- Genre: Horror, Science Fiction
- Written by: Gary J. Tunnicliffe
- Directed by: Gary J. Tunnicliffe
- Starring: Xander Berkeley Brian Krause Duane Whitaker Michael Zelniker
- Composers: Tony Fennell Rod Gammons
- Country of origin: United States
- Original language: English

Production
- Executive producers: Barry L. Collier John Fremes Barbara Javitz
- Producers: Stanley Isaacs Scott McGinnis Robert Patrick
- Cinematography: Adam Kane
- Editor: Roderick Davis
- Running time: 85 minutes
- Production companies: Le Monde Prism Entertainment Corporation 360 Entertainment

Original release
- Network: The Sci-Fi Channel
- Release: June 8, 1996

= Within the Rock =

1996 US science fiction horror television film by Gary J. Tunnicliffe

Within the Rock is a 1996 American made-for-TV science fiction horror film directed by Gary J. Tunnicliffe. It starred Xander Berkeley, Brian Krause, and Duane Whitaker. It featured a cameo from former U.S. Marine Corps captain and technical advisor Dale Dye.

==Plot==
A group of space miners, supervised by Dr. Shaw, land on "Galileo's Child" (a large spherical asteroid about to hit the Earth), to pierce and undermine its structure in order to divert its trajectory. Thanks to a particular technology, astronauts can reproduce the Earth's atmosphere on the asteroid.

During the excavation in the rock, the body of a humanoid alien, apparently fossilized, is found in a mortuary to the wall of which a platinum plate weighing 130 kg is affixed.

Ryan, the head of the drilling job, is thrilled with the payoff he and his men can make. Dr. Shaw, who rejects Ryan's sexual advances, is instead interested only in the scientific aspect of the discovery and in the success of the operation.
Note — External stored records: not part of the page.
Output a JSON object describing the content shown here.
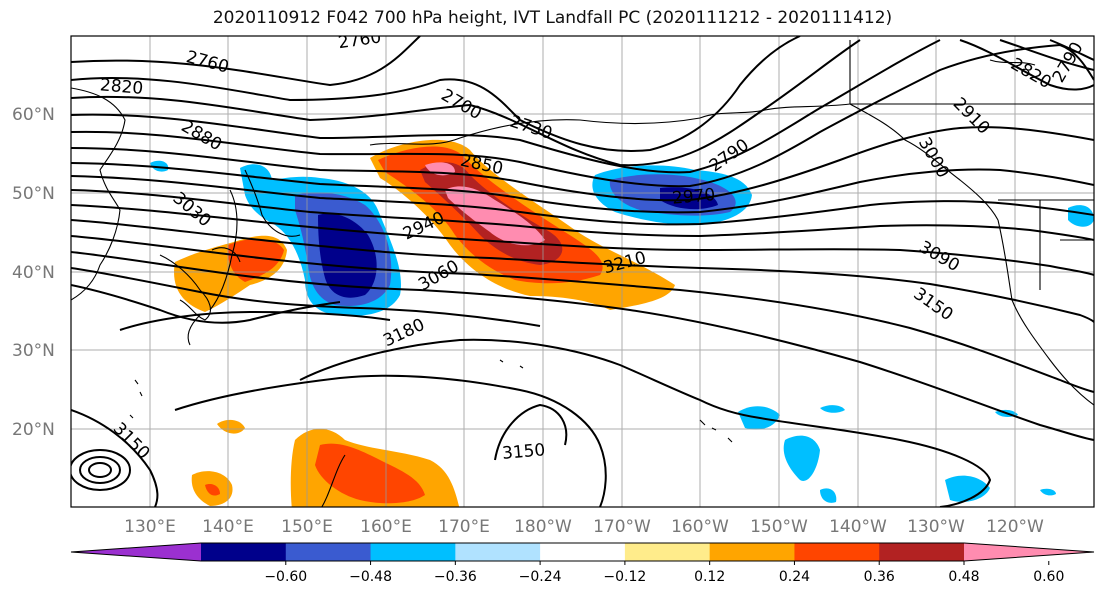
{
  "title": "2020110912 F042 700 hPa height, IVT Landfall PC (2020111212 - 2020111412)",
  "lat_labels": [
    "60°N",
    "50°N",
    "40°N",
    "30°N",
    "20°N"
  ],
  "lon_labels": [
    "130°E",
    "140°E",
    "150°E",
    "160°E",
    "170°E",
    "180°W",
    "170°W",
    "160°W",
    "150°W",
    "140°W",
    "130°W",
    "120°W"
  ],
  "contour_labels": [
    "2760",
    "2760",
    "2820",
    "2880",
    "2700",
    "2730",
    "2790",
    "2820",
    "2790",
    "2910",
    "3000",
    "3030",
    "2850",
    "2940",
    "2970",
    "3060",
    "3210",
    "3090",
    "3150",
    "3180",
    "3150",
    "3150"
  ],
  "colorbar": {
    "ticks": [
      "−0.60",
      "−0.48",
      "−0.36",
      "−0.24",
      "−0.12",
      "0.12",
      "0.24",
      "0.36",
      "0.48",
      "0.60"
    ],
    "colors": [
      "#9b30d0",
      "#00008b",
      "#3a5bd0",
      "#00bfff",
      "#b0e2ff",
      "#ffffff",
      "#ffec8b",
      "#ffa500",
      "#ff4500",
      "#b22222",
      "#ff8cb0"
    ]
  },
  "colors": {
    "neg_strong": "#00008b",
    "neg_mid": "#3a5bd0",
    "neg_light": "#00bfff",
    "neg_pale": "#b0e2ff",
    "pos_pale": "#ffec8b",
    "pos_light": "#ffa500",
    "pos_mid": "#ff4500",
    "pos_strong": "#b22222",
    "pos_max": "#ff8cb0"
  }
}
The unexpected awakening of the alien, which begins to claim victims among the crew, generates panic among the survivors, who organize themselves to be able to eliminate it. The most powerful explosive weapons do not seem to injure it, but in the end, thanks to common fire extinguishers and the large boring drill, the mission is completed, and the Earth saved.

==Cast==
- Xander Berkeley as Ryan
- Brian Krause as Luke Harrison
- Duane Whitaker as Potter
- Michael Zelniker as Archer
- Caroline Barclay as Dr. Dana Shaw
- Bradford Tatum as Cody Harrison
- Barbara Patrick as Samantha "Nuke-'em" Rogers
- Calvin Levels as Banton
- Earl Boen as Michael Isaacs
- Brioni Farrell as Agent Berger
- Dale Dye as General Hurst

==Release==

===Home media===
The film was released on DVD by Image Entertainment on August 17, 1999. It was later released by Mill Creek Entertainment on May 10, 2011 as a part of a triple-feature with Phantom of the Opera (1998), and The Fear 2.

==Reception==

TV Guide awarded the film 2/5 stars, writing, "Although professionally done on every level, this entry in the endless string of ALIEN (1979) knockoffs contains little to set itself apart." The film has a 4.3/10 star rating on IMDb, and was nominated for the Saturn Award for Best Home Video Release in 1997, and it was nominated for Best Film at Fantasporto 1997.